I half laughed, half groaned.
“You gonna leave me hanging?” he said, his arms still spread wide.
I stepped forward, and he folded me against him. A few tears slipped out from beneath closed lids and a sob racked my body.
“It’s all right,” he murmured and patted my back. “I’d cry too if my face looked like yours.”
I started to laugh, but it turned into a weep as the floodgates opened. It hurt to cry, the way my body heaved and shook. I was already so sore and so tired, but once I started, I couldn’t stop.
My God, I was making an ass out of myself, crying all over Braeden like this. But he didn’t say anything. He just hugged me.
Well, occasionally, he assured me my face would go back to normal.
A few minutes passed, and I forced myself to get it together. The last thing I wanted was for Romeo to come back and see me crying all over his best friend. He didn’t need to deal with the hot mess I was right then.

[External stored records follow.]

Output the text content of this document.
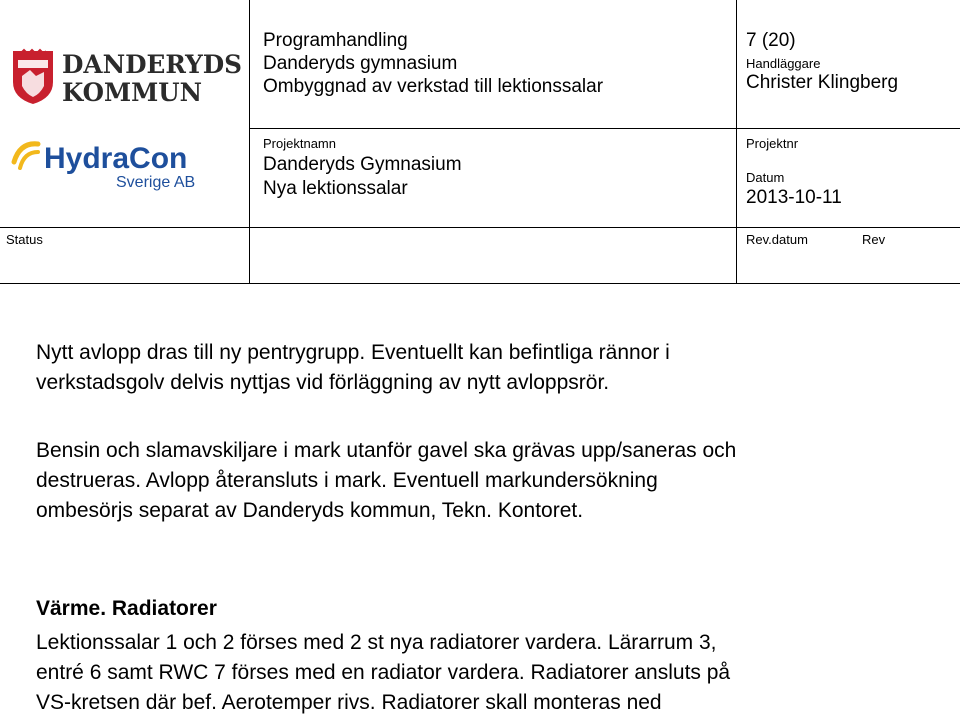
DANDERYDS
KOMMUN
HydraCon
Sverige AB
Programhandling
Danderyds gymnasium
Ombyggnad av verkstad till lektionssalar
7 (20)
Handläggare
Christer Klingberg
Projektnamn
Danderyds Gymnasium
Nya lektionssalar
Projektnr
Datum
2013-10-11
Status	Rev.datum	Rev

Nytt avlopp dras till ny pentrygrupp. Eventuellt kan befintliga rännor i

verkstadsgolv delvis nyttjas vid förläggning av nytt avloppsrör.

Bensin och slamavskiljare i mark utanför gavel ska grävas upp/saneras och

destrueras. Avlopp återansluts i mark. Eventuell markundersökning

ombesörjs separat av Danderyds kommun, Tekn. Kontoret.

Värme. Radiatorer

Lektionssalar 1 och 2 förses med 2 st nya radiatorer vardera. Lärarrum 3,

entré 6 samt RWC 7 förses med en radiator vardera. Radiatorer ansluts på

VS-kretsen där bef. Aerotemper rivs. Radiatorer skall monteras ned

I pulled away from Braeden and wiped my eyes with the backs of my hand. “I’m so sorry,” I murmured, my voice thick.
“Nothing to be sorry about,” he said, no trace of sarcasm in his tone. “You know Rome is a lot stronger than you think.”
I nodded. I knew that. Romeo was the strongest person I knew. But I didn’t want to be a burden. I didn’t want to be someone he had to look after.

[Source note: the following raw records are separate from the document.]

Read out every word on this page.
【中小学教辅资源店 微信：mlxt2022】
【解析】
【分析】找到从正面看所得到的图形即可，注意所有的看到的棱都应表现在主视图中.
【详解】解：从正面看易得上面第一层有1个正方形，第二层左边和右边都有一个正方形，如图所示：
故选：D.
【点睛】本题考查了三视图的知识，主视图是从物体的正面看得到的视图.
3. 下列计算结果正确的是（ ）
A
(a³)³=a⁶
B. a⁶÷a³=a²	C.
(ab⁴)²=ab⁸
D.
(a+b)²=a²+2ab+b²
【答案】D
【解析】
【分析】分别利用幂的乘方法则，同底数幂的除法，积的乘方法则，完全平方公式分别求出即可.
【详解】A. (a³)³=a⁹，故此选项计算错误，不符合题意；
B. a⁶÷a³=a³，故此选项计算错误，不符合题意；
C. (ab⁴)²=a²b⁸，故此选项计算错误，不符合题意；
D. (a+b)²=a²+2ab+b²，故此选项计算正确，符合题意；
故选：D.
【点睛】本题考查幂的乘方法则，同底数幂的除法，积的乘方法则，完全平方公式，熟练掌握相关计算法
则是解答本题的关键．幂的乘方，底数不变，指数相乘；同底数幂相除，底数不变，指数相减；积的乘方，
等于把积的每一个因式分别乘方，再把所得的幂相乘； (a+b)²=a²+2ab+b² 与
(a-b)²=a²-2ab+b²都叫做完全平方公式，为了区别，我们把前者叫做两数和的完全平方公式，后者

“This place officially blows,” Braeden announced once I was finished getting myself together. “Let’s find Rome and get the hell out of here.”
“Yes, please!” I didn’t have to fake the enthusiasm in my voice, because getting out of the ER was definitely high on my priority list.

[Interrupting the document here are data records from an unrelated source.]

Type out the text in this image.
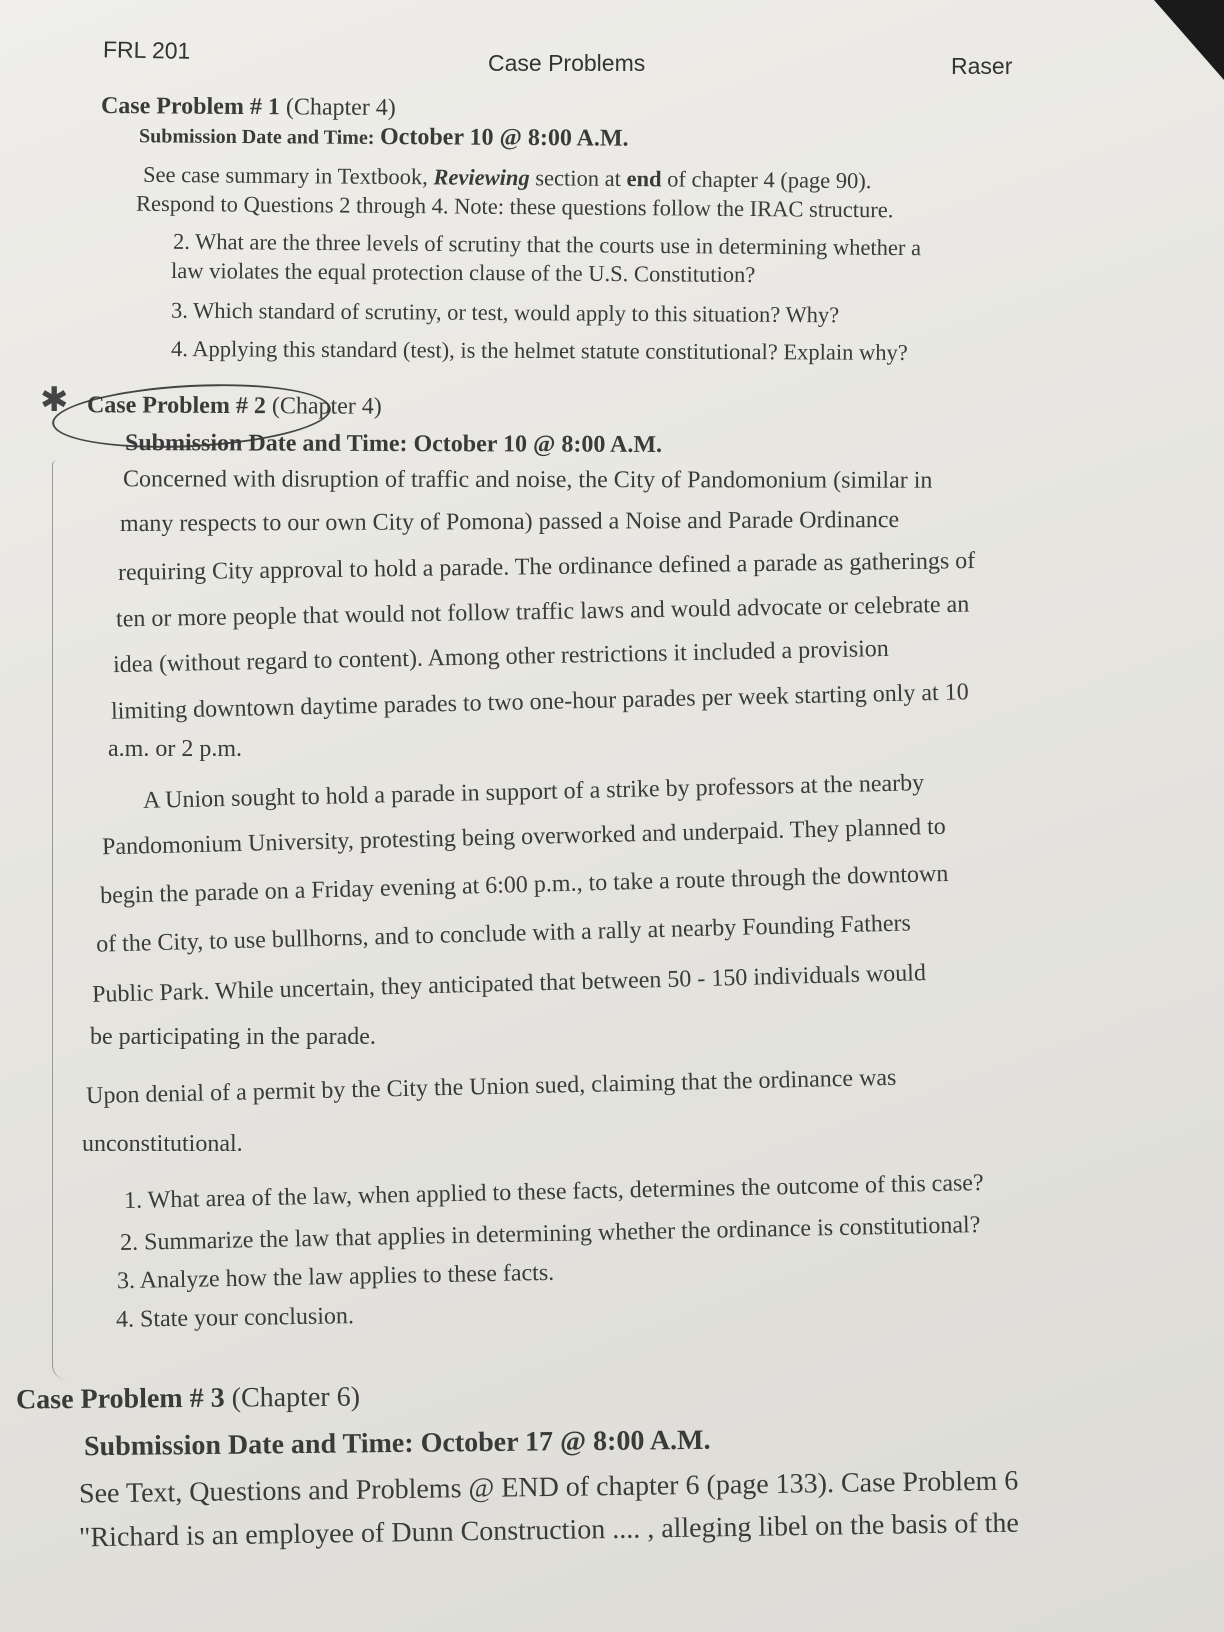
FRL 201	Case Problems	Raser
Case Problem # 1 (Chapter 4)
Submission Date and Time: October 10 @ 8:00 A.M.
See case summary in Textbook, Reviewing section at end of chapter 4 (page 90).
Respond to Questions 2 through 4. Note: these questions follow the IRAC structure.
2. What are the three levels of scrutiny that the courts use in determining whether a
law violates the equal protection clause of the U.S. Constitution?
3. Which standard of scrutiny, or test, would apply to this situation? Why?
4. Applying this standard (test), is the helmet statute constitutional? Explain why?
✱ Case Problem # 2 (Chapter 4)
Submission Date and Time: October 10 @ 8:00 A.M.
Concerned with disruption of traffic and noise, the City of Pandomonium (similar in
many respects to our own City of Pomona) passed a Noise and Parade Ordinance
requiring City approval to hold a parade. The ordinance defined a parade as gatherings of
ten or more people that would not follow traffic laws and would advocate or celebrate an
idea (without regard to content). Among other restrictions it included a provision
limiting downtown daytime parades to two one-hour parades per week starting only at 10
a.m. or 2 p.m.
A Union sought to hold a parade in support of a strike by professors at the nearby
Pandomonium University, protesting being overworked and underpaid. They planned to
begin the parade on a Friday evening at 6:00 p.m., to take a route through the downtown
of the City, to use bullhorns, and to conclude with a rally at nearby Founding Fathers
Public Park. While uncertain, they anticipated that between 50 - 150 individuals would
be participating in the parade.
Upon denial of a permit by the City the Union sued, claiming that the ordinance was
unconstitutional.
1. What area of the law, when applied to these facts, determines the outcome of this case?
2. Summarize the law that applies in determining whether the ordinance is constitutional?
3. Analyze how the law applies to these facts.
4. State your conclusion.
Case Problem # 3 (Chapter 6)
Submission Date and Time: October 17 @ 8:00 A.M.
See Text, Questions and Problems @ END of chapter 6 (page 133). Case Problem 6
"Richard is an employee of Dunn Construction .... , alleging libel on the basis of the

Braeden grabbed the bag off the bed and my wet boots by the wall. “This it?” he asked.
I picked up a white plastic bag the nurse had given me with extra bandages and ointment for my wrists and nodded.
He threw back the curtain and led the way to the door, stopping to pick up the now empty duffle he’d brought in for Romeo.
Before he opened the door, he turned and regarded me with serious eyes. “BBFL?”
I blinked. “What?”
He seemed appalled I had no idea what he was talking about. “Big brother for life,” he said like it was obvious. “BBFL.”
I grinned. “Yeah, BBFL.”
He held up his fist, so I bumped mine against his. It was my first official fist-bump as a sister.
Seconds after we stepped out in the hallway, Romeo rounded the corner and smiled when he saw us. But his smile slipped when he drew closer and his eyes narrowed on my face. Then he slid a glance at Braeden, his stare dropping to the front of his shirt. I followed his gaze and noticed the wet spots on his chest from where I cried all over him.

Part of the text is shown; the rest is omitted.